Lundi 2 avril toujours, le représentant permanent du Maroc au Palais de verre de New York écrit au président du Conseil de Sécurité, et lui dit ceci : « Le Polisario a, encore une fois, récidivé, il y a trois jours, dans ses violations de l’Accord Militaire N.1, dans une autre zone du Sahara Marocain, en l'occurrence à Mahbes, et plusieurs éléments armés du Polisario se sont introduits dans cette zone, à bord de véhicules militaires, et y ont dressé des tentes, creusé un fossé et érigé des constructions à l’aide de sacs de sables. Plus grave encore, le Polisario s'apprête à transférer les locaux de certaines de ses structures administratives et militaires, des camps de Tindouf en Algérie, où ils ont toujours été établis depuis le début du différend en 1975, vers...

la zone située à l'Est du dispositif de sécurité au Sahara Marocain, dont font partie les localités de Bir Lahlou et de Tifariti ».

Lundi 2 avril toujours, l’ONU par la voix de son porte-parole Stéphane Dujarric dit ceci : « La Minurso n'a observé aucun mouvement d'éléments militaires dans le territoire nord-est ».

Tout est dans la nuance du langage diplomatique qui veut tout dire, et ne rien dire aussi, et surtout… En effet, le Maroc parle « d’éléments armés » qui entreprennent des travaux à Mahbes, dans le nord-est du Sahara, à une centaine de kilomètres à l’ouest de Tindouf, en Algérie. L’ONU, pour sa part, évoque un « mouvement d’éléments militaires », ce qui est différent, cette expression renvoyant vers l’idée d’une troupe, d’une armée, faisant mouvement, ce que les Marocains n’ont jamais dit, évoquant peut-être une unité de « génie militaire ».
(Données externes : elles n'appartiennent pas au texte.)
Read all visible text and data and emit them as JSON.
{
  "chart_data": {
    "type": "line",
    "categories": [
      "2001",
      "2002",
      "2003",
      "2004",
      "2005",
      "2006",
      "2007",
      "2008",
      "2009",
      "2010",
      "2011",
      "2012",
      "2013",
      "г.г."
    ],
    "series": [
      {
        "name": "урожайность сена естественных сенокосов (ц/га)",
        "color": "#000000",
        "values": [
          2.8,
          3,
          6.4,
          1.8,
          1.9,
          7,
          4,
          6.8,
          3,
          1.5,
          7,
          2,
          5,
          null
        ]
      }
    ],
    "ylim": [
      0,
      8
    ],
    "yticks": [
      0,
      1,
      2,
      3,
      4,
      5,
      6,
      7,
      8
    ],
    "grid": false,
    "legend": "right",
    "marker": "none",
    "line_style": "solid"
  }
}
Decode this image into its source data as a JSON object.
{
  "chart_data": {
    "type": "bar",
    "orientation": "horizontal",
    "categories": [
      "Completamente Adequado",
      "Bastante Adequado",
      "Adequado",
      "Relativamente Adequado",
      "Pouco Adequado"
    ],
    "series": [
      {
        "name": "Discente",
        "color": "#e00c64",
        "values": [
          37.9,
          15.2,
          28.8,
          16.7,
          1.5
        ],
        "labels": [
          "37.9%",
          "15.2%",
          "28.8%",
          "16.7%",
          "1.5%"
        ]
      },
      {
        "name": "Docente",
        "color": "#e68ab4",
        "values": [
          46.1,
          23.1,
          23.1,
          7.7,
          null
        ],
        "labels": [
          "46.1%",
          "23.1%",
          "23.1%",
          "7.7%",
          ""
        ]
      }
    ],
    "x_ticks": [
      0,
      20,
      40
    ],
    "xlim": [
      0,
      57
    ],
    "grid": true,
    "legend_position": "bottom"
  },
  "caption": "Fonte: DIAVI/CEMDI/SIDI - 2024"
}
Autre précision : la Minurso, composée de 216 militaires, peut-elle raisonnablement « surveiller de près » les mouvements de quelques dizaines d’hommes sur un territoire de plusieurs milliers de kilomètres carrés ? Peut-être pas, contrairement au Maroc qui,  depuis mi-novembre 2017, a placé un satellite d’observation Mohammed VI-A, doté d’une très haute définition et capable de fournir en quelques heures jusqu’à 500 clichés d’une résolution allant jusqu’à 70 cm. On se rappelle que le lancement de cet engin avait suscité les inquiétudes des Espagnols et l’irritation des Algériens. On comprend aujourd’hui pourquoi, quand on apprend que le Maroc fait état de travaux dans leurs détails (fossés, sacs de sable, tentes…).

Selon un diplomate de haut niveau, ces lectures, pour justes qu’elles soient, n’indiquent qu’une seule chose : « Le Maroc a exercé une pression très forte sur l’ONU, et il est allé très loin dans le langage diplomatique. M. Dujarric, et derrière lui l’ONU, tentent de gagner du temps dans l’attente du rapport du Secrétaire général sur le Sahara, rapport suite auquel les tractations de coulisses démarrent et les effets d’annonces s’estompent ».